Maas is as anti-establishment as they come. He says although he doesn’t eat meat, he prefers not to call himself a vegetarian. “The moment you put yourself in a box, or other people put you in a box there’s certain restrictions. Then you have to buy into someone else’s philosophy and you start compromising your own,” he said. It’s no surprise, then, that he is friends with anarchists in Berlin.

“I love my anarchist friends because I share a lot of their political beliefs. But at the same time, I would love to see them live in Soweto for a couple of months, being exposed to the realities of Africa to see how strong this anarchist belief is and whether they can adapt their very European understanding of this philosophy into a workable solution in Africa,” Maas said.

Like with communism and socialism, archist doctrines are pure but they don’t work because they eliminate human emotion, he says. “That’s what fucks everything up at the end of the day: humans,” Maas said.
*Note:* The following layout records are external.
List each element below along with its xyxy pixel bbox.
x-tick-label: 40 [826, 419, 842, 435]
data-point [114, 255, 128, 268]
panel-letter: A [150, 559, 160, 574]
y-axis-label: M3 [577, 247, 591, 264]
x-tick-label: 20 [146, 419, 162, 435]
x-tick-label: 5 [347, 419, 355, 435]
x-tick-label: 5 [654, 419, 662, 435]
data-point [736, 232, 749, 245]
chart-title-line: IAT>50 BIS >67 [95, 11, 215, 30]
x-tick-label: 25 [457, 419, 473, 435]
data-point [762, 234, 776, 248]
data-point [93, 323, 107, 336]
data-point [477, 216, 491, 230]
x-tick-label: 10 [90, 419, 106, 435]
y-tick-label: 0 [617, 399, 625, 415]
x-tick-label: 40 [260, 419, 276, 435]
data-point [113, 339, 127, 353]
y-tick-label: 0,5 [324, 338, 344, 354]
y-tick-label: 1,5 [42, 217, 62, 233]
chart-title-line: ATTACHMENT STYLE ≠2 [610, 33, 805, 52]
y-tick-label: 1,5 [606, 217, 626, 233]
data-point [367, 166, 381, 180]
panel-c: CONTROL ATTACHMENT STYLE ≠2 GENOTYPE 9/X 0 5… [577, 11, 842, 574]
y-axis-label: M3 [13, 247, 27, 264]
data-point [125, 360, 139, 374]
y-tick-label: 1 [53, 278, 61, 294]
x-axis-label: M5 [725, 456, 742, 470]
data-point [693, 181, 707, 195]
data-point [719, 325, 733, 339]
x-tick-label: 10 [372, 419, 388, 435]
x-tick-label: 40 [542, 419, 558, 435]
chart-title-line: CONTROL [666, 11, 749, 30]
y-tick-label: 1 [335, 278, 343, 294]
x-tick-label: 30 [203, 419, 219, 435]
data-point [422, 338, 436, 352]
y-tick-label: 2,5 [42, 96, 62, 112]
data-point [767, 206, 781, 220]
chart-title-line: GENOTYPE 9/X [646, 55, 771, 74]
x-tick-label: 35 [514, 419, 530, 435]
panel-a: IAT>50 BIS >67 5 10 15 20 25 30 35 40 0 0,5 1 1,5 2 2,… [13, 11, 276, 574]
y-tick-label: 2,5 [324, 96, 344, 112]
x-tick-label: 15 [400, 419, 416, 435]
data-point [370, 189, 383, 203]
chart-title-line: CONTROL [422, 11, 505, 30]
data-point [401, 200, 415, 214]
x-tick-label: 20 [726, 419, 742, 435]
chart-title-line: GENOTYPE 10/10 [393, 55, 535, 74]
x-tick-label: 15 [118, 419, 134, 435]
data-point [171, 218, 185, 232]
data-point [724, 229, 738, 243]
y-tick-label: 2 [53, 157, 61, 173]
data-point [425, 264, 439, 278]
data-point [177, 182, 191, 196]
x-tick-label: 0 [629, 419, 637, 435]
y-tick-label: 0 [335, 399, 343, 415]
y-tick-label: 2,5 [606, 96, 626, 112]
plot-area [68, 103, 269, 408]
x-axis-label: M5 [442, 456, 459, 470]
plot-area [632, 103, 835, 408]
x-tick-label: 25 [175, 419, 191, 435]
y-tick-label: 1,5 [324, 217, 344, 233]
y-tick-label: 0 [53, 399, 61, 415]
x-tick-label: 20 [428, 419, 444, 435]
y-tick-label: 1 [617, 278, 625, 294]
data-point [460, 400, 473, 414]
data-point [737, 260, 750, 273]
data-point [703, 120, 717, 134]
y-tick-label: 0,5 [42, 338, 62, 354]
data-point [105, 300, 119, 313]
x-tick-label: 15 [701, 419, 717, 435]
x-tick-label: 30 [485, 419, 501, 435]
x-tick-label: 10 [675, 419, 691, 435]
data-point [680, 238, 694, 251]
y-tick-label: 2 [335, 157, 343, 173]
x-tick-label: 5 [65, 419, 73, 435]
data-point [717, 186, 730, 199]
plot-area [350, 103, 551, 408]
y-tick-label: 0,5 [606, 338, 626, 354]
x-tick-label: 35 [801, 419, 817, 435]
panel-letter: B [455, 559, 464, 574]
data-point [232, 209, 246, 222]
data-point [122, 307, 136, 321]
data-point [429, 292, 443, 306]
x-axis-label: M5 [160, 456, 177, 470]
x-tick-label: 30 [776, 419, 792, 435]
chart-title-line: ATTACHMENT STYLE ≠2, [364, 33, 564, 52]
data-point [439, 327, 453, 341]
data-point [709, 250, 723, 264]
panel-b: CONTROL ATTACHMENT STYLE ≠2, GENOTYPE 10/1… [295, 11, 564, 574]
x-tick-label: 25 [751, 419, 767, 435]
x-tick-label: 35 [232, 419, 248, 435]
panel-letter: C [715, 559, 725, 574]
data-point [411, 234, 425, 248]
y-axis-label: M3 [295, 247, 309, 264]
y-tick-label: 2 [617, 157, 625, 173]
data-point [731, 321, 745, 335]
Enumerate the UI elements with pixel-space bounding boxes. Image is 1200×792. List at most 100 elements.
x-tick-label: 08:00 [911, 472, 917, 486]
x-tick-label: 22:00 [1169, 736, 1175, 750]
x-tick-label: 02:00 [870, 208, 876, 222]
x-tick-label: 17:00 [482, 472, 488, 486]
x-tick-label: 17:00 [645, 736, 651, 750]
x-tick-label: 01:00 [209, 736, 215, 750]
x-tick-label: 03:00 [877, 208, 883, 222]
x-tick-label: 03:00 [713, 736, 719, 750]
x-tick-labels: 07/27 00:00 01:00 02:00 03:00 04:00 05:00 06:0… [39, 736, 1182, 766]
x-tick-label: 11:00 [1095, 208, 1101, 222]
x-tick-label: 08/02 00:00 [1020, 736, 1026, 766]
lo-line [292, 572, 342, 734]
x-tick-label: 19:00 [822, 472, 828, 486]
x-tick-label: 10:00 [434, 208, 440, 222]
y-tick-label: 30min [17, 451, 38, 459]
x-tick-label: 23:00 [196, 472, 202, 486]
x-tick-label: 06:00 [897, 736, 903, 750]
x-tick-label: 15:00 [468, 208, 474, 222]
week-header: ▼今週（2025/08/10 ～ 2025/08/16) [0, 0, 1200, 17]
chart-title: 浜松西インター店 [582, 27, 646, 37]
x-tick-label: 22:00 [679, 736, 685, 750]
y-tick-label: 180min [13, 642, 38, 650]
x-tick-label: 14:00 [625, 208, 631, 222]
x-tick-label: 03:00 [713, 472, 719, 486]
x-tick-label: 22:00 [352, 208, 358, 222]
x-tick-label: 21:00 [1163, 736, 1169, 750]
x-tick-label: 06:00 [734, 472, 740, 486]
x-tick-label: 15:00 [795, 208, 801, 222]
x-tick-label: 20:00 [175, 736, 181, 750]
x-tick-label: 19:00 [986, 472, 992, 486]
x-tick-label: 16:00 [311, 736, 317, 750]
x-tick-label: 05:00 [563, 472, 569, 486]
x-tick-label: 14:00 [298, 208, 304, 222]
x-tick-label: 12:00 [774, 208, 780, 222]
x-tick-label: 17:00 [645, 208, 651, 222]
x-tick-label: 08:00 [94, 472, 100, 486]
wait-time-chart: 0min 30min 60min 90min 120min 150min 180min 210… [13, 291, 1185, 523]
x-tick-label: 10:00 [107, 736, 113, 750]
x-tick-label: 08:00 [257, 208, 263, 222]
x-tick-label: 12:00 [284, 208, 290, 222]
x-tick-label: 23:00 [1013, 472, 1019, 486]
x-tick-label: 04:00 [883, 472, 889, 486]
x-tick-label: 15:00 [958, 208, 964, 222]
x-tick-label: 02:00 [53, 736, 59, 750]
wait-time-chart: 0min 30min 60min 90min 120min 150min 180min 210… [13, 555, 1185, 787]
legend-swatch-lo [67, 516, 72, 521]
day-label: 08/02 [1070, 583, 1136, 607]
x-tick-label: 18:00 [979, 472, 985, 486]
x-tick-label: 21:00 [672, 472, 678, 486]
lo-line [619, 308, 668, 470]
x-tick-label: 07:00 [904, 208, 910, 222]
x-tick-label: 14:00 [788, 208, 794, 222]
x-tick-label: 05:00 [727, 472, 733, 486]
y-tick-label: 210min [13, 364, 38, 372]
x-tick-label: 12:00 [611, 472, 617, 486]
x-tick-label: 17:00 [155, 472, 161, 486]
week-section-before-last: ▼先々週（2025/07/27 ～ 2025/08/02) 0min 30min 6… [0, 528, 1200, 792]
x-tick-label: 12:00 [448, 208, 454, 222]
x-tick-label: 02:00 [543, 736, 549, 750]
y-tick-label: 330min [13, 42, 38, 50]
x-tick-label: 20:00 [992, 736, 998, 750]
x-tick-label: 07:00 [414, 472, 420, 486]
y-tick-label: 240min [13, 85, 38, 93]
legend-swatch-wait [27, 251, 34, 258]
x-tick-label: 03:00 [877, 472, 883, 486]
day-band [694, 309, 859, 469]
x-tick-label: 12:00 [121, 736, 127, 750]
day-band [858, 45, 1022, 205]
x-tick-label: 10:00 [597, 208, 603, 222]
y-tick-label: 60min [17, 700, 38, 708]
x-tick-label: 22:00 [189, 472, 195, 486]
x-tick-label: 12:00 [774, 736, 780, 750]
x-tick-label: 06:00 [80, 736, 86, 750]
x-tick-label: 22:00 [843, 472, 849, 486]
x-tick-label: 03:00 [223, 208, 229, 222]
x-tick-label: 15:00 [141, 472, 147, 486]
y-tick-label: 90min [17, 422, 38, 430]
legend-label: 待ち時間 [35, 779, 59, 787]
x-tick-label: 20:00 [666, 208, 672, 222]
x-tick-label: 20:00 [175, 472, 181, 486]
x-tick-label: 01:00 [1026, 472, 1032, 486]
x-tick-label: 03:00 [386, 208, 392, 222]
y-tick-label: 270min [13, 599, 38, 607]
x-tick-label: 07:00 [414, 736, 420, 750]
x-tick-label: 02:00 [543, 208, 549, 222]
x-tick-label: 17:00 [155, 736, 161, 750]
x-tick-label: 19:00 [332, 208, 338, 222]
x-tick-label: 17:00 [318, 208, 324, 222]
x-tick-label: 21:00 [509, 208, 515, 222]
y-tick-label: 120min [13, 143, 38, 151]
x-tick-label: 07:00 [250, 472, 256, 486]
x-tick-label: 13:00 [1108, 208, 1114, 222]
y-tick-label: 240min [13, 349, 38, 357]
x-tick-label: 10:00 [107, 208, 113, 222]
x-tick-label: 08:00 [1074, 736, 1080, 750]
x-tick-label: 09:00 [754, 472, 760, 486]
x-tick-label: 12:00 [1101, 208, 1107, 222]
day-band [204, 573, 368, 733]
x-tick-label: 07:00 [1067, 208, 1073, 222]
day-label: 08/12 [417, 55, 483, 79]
“The thing I find incredible after Berlin is that I don’t know where to live after Berlin because it’s such a free-thinking, anything-goes kind of a setup. It’s going to be very difficult to find another city where you are allowed to be this flexible,” Maas said.

Aside from his friends and family, there’s not much Maas misses about home. This is partly because he’s traveled so frequently and is quite used to making do with what he has. But he figured out one thing he does miss.  

“I miss peeing in the garden. In Berlin, I don’t have a garden,” Maas said  

Published by Jonathan Ball Publishers, Witboy in Berlin is available at most good bookstores for R260. Also available in Afrikaans.